Robinson aspires for QuestaGame to become the Google of biodiversity, eventually mapping every species on the planet by engaging citizen scientists in nature and conservation.
“Biodiversity is in serious decline, and the extinction rate is the highest it’s been in 65 million years,” he says, adding that solving this problem needs everyone’s help.
“Because biodiversity is about people. So we have to engage as many people as possible. Too many people I think feel disempowered from scientific engagement, especially young people.
“The problem QuestaGame is addressing requires a big impact, disruptive, global solution, which means we need to embrace market forces and capitalism. You can think of us as marauding capitalists on a mission to save life on Earth.”
To generate revenue, organizations pay to take part in contests and compete to find the most species. In last year’s global university challenge, Robinson was delighted to see the Royal University of Bhutan rank high in the top spotters.
In a recent successful school competition in India, they were surprised to see players discover new species previously unrecorded by Indian databases in the middle of a densely populated urban environment.
Individual players who want to join teams can pay a yearly subscription. This links them to “clans” which compete to outscore each other. Another revenue model under development, inspired by video games, is providing an option for players to buy in-game powerups to gain special powers.
While a large proportion of players get a thrill from playing the game or helping conservation efforts, Robinson found that some experts want a financial return for their input.
“And it makes sense if we’re going to value biodiversity preservation and science,” he says.
Players can now earn money for each correct ID – $0.10 on average.
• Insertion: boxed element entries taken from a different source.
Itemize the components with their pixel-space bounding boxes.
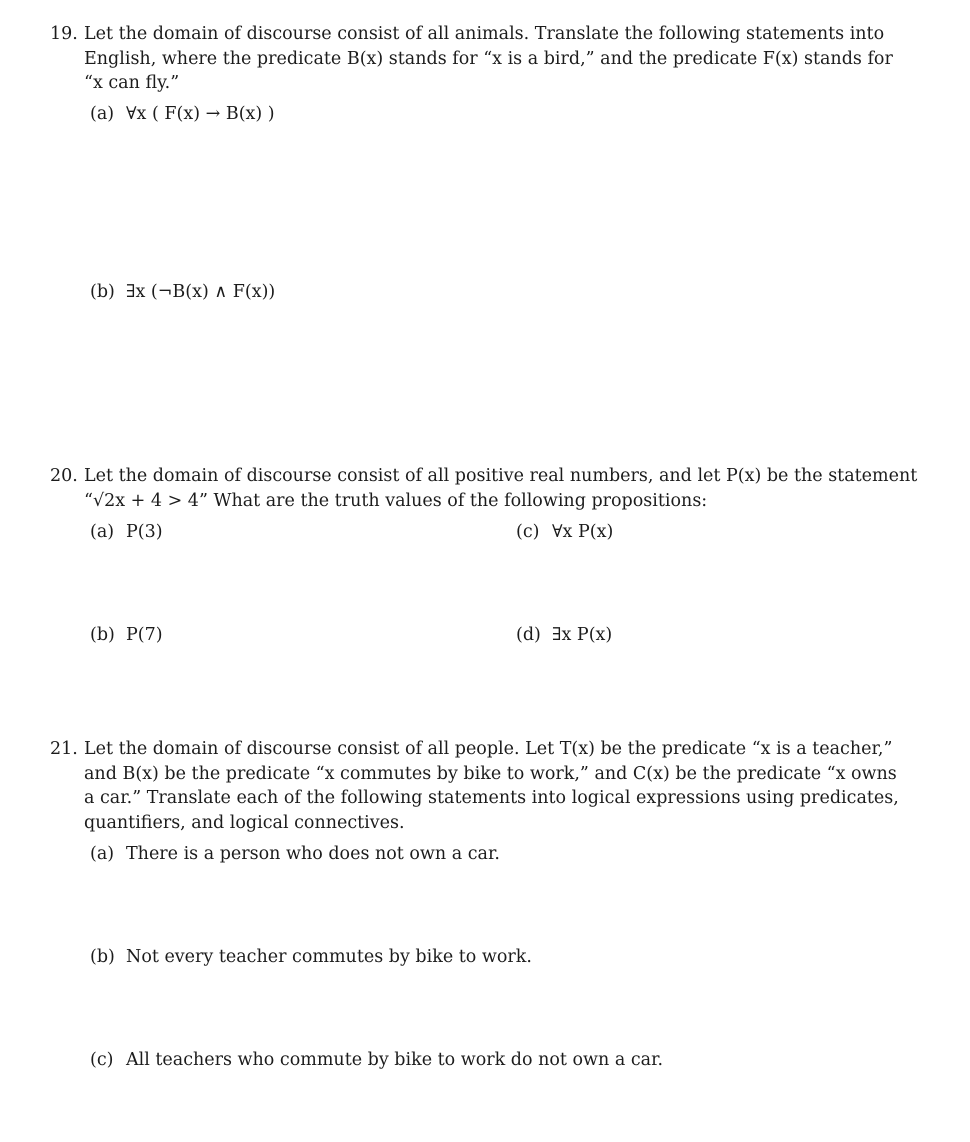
q20-part-c-expr: ∀x P(x) xyxy=(552,522,614,542)
q20-line-2: “√2x + 4 > 4” What are the truth values of the following propositions: xyxy=(84,490,708,511)
q19-part-b-expr: ∃x (¬B(x) ∧ F(x)) xyxy=(126,282,276,302)
q21-part-c xyxy=(90,1048,663,1073)
q19-line-3: “x can fly.” xyxy=(84,73,180,93)
q21-part-b-label: (b) xyxy=(90,947,115,967)
q20-part-a-expr: P(3) xyxy=(126,522,163,542)
q19-part-b-label: (b) xyxy=(90,282,115,302)
q19-part-a xyxy=(90,102,275,127)
q21-part-c-label: (c) xyxy=(90,1050,114,1070)
q21-line-2: and B(x) be the predicate “x commutes by bike to work,” and C(x) be the predicate “x owns xyxy=(84,763,897,784)
q21-part-a-label: (a) xyxy=(90,844,115,864)
q20-part-b xyxy=(90,623,163,648)
q20-part-d-expr: ∃x P(x) xyxy=(552,625,613,645)
q20-part-a xyxy=(90,520,163,545)
q19-line-1: Let the domain of discourse consist of all animals. Translate the following statements into xyxy=(84,24,885,44)
q20-line-1: Let the domain of discourse consist of all positive real numbers, and let P(x) be the statement xyxy=(84,466,918,486)
question-19-text xyxy=(84,22,893,96)
q20-part-b-expr: P(7) xyxy=(126,625,163,645)
q21-part-a-text: There is a person who does not own a car. xyxy=(126,844,500,864)
q20-part-b-label: (b) xyxy=(90,625,115,645)
q19-part-a-label: (a) xyxy=(90,104,115,124)
question-21-number: 21. xyxy=(50,739,78,759)
q20-part-d xyxy=(516,623,612,648)
q21-part-b xyxy=(90,945,532,970)
q21-part-a xyxy=(90,842,500,867)
q21-part-c-text: All teachers who commute by bike to work do not own a car. xyxy=(126,1050,664,1070)
q20-part-d-label: (d) xyxy=(516,625,541,645)
q19-line-2: English, where the predicate B(x) stands for “x is a bird,” and the predicate F(x) stands for xyxy=(84,48,893,69)
q19-part-b xyxy=(90,280,275,305)
question-19-number: 19. xyxy=(50,24,78,44)
q20-part-c-label: (c) xyxy=(516,522,540,542)
q20-part-c xyxy=(516,520,613,545)
q19-part-a-expr: ∀x ( F(x) → B(x) ) xyxy=(126,104,275,124)
q20-part-a-label: (a) xyxy=(90,522,115,542)
q21-line-3: a car.” Translate each of the following statements into logical expressions using predicates, xyxy=(84,788,899,808)
q21-line-1: Let the domain of discourse consist of all people. Let T(x) be the predicate “x is a teacher,” xyxy=(84,739,893,759)
question-20-number: 20. xyxy=(50,466,78,486)
q21-line-4: quantifiers, and logical connectives. xyxy=(84,812,405,833)
question-21-text xyxy=(84,737,899,835)
question-20-text xyxy=(84,464,918,513)
q21-part-b-text: Not every teacher commutes by bike to work. xyxy=(126,947,532,967)
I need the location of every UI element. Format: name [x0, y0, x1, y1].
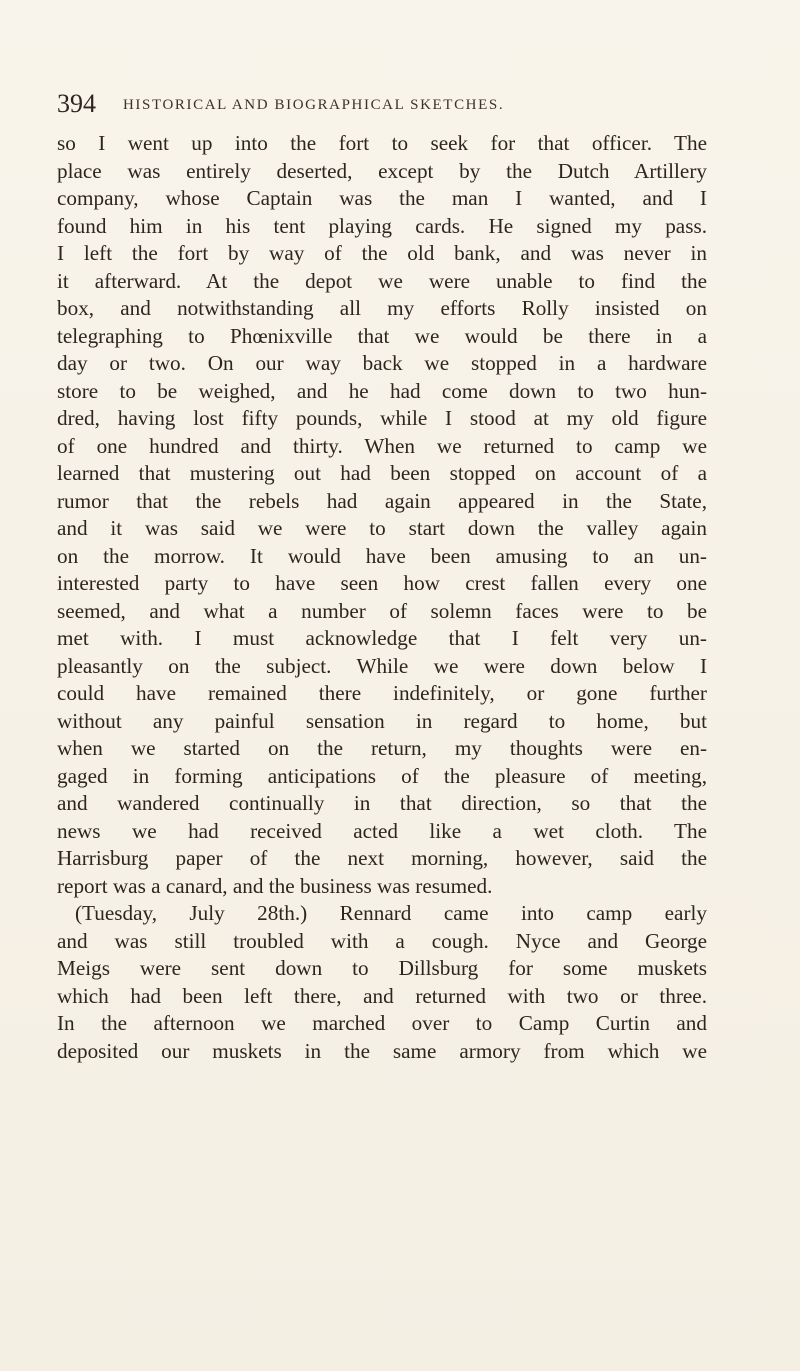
- text-line: learned that mustering out had been stopped on account of a: [57, 461, 707, 485]
- text-line: and was still troubled with a cough. Nyce and George: [57, 928, 707, 953]
- text-line: when we started on the return, my thoughts were en-: [57, 736, 707, 760]
- text-line: so I went up into the fort to seek for that officer. The: [57, 131, 707, 155]
- text-line: Meigs were sent down to Dillsburg for some muskets: [57, 956, 707, 980]
- text-line: news we had received acted like a wet cloth. The: [57, 818, 707, 843]
- text-line: deposited our muskets in the same armory from which we: [57, 1038, 707, 1063]
- text-line: on the morrow. It would have been amusing to an un-: [57, 543, 707, 568]
- text-line: place was entirely deserted, except by the Dutch Artillery: [57, 158, 707, 183]
- text-line: interested party to have seen how crest fallen every one: [57, 571, 707, 595]
- text-line: rumor that the rebels had again appeared in the State,: [57, 488, 707, 513]
- text-line: which had been left there, and returned with two or three.: [57, 983, 707, 1008]
- text-line: and it was said we were to start down the valley again: [57, 516, 707, 540]
- text-line: gaged in forming anticipations of the pleasure of meeting,: [57, 763, 707, 788]
- text-line: it afterward. At the depot we were unable to find the: [57, 268, 707, 293]
- text-line: seemed, and what a number of solemn faces were to be: [57, 598, 707, 623]
- running-head-title: HISTORICAL AND BIOGRAPHICAL SKETCHES.: [123, 97, 505, 113]
- text-line: met with. I must acknowledge that I felt very un-: [57, 626, 707, 650]
- text-line: and wandered continually in that direction, so that the: [57, 791, 707, 815]
- text-line: report was a canard, and the business was resumed.: [57, 873, 493, 898]
- body-text: [57, 130, 707, 1065]
- text-line: found him in his tent playing cards. He signed my pass.: [57, 213, 707, 238]
- text-line: store to be weighed, and he had come down to two hun-: [57, 378, 707, 403]
- text-line: day or two. On our way back we stopped in a hardware: [57, 351, 707, 375]
- text-line: dred, having lost fifty pounds, while I stood at my old figure: [57, 406, 707, 430]
- text-line: Harrisburg paper of the next morning, however, said the: [57, 846, 707, 870]
- text-line: box, and notwithstanding all my efforts Rolly insisted on: [57, 296, 707, 320]
- text-line: I left the fort by way of the old bank, and was never in: [57, 241, 707, 265]
- text-line: company, whose Captain was the man I wanted, and I: [57, 186, 707, 210]
- text-line: pleasantly on the subject. While we were down below I: [57, 653, 707, 678]
- text-line: without any painful sensation in regard to home, but: [57, 708, 707, 733]
- text-line: could have remained there indefinitely, or gone further: [57, 681, 707, 705]
- text-line: In the afternoon we marched over to Camp Curtin and: [57, 1011, 707, 1035]
- running-head: [57, 90, 697, 120]
- text-line: of one hundred and thirty. When we returned to camp we: [57, 433, 707, 458]
- text-line: telegraphing to Phœnixville that we would be there in a: [57, 323, 707, 348]
- page-number: 394: [57, 89, 96, 118]
- text-line: (Tuesday, July 28th.) Rennard came into camp early: [75, 901, 707, 925]
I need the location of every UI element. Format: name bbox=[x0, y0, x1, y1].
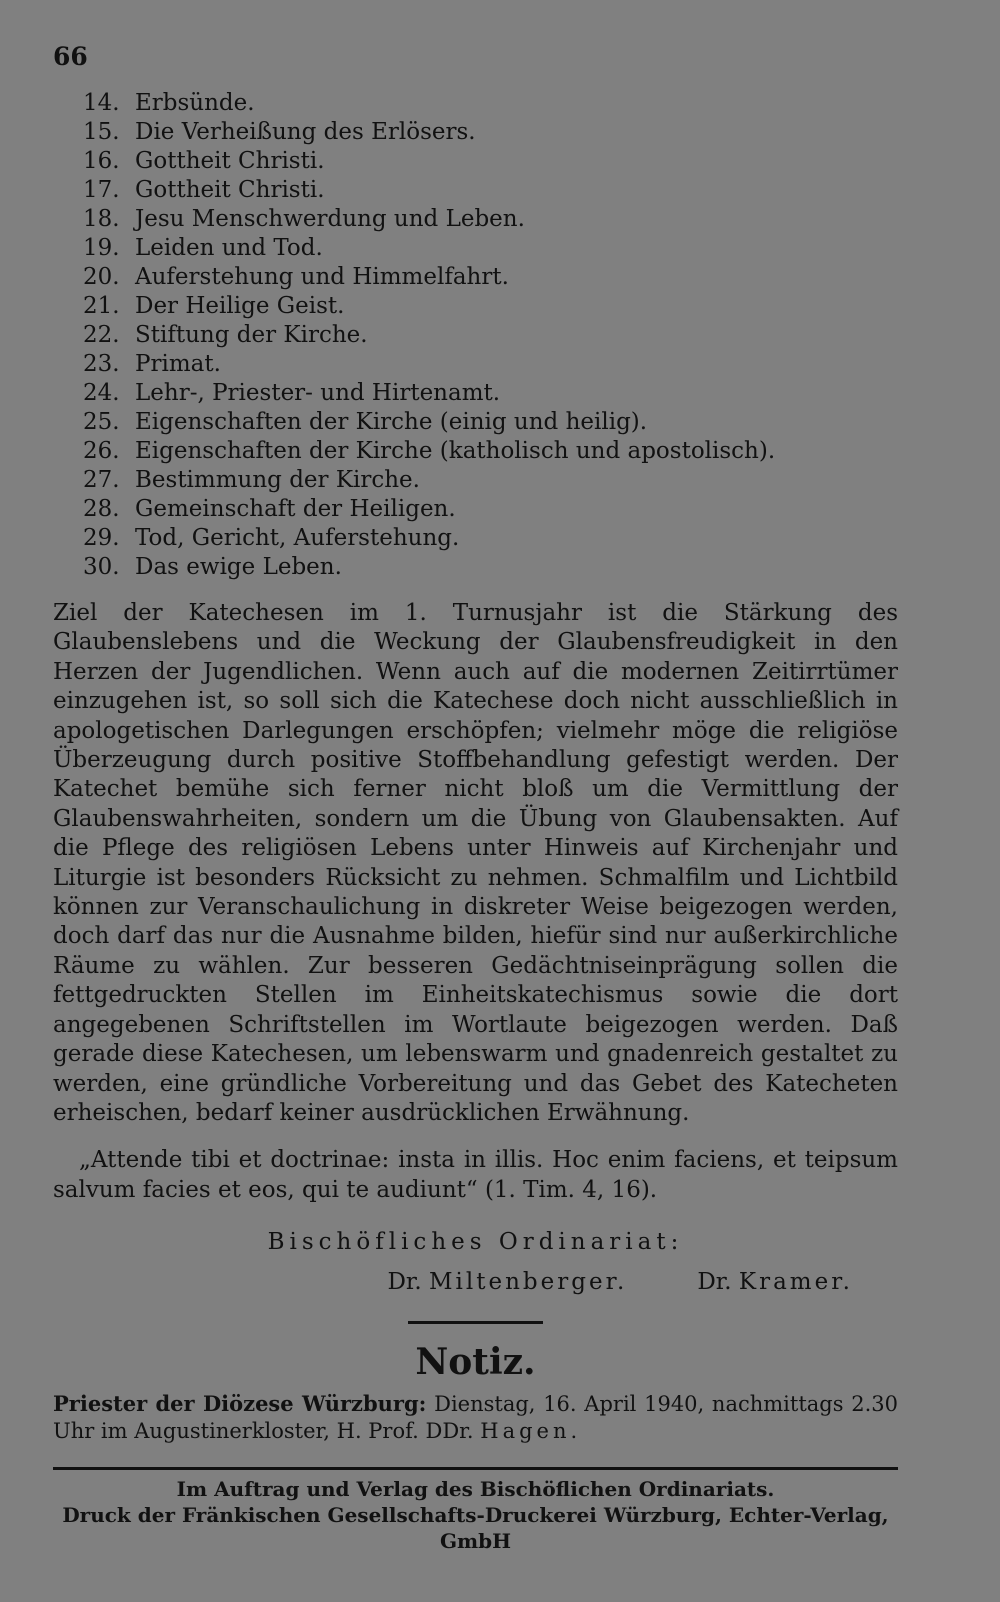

Currently, this revenue goes to one of Questagame’s conservation partners, including the World Wildlife Fund, Australian Geographic Society, Invasive Species Council, and Greenpeace.
To enable individual players to earn money, Robinson is developing the prototype for a cryptocurrency called biocoin, aiming to put it on the blockchain early next year where it can be exchanged for other currencies. To activate the coin, players will need to identify three species.
Popular cryptocurrencies like bitcoin are mined by solving mathematical problems on your computer. But, Robinson says, “you’re not really linking any social good to that, you’re not reducing pollution or fighting cancer or anything.
“So it makes sense – why don’t you mine a currency through your ecological expertise while contributing to biodiversity?”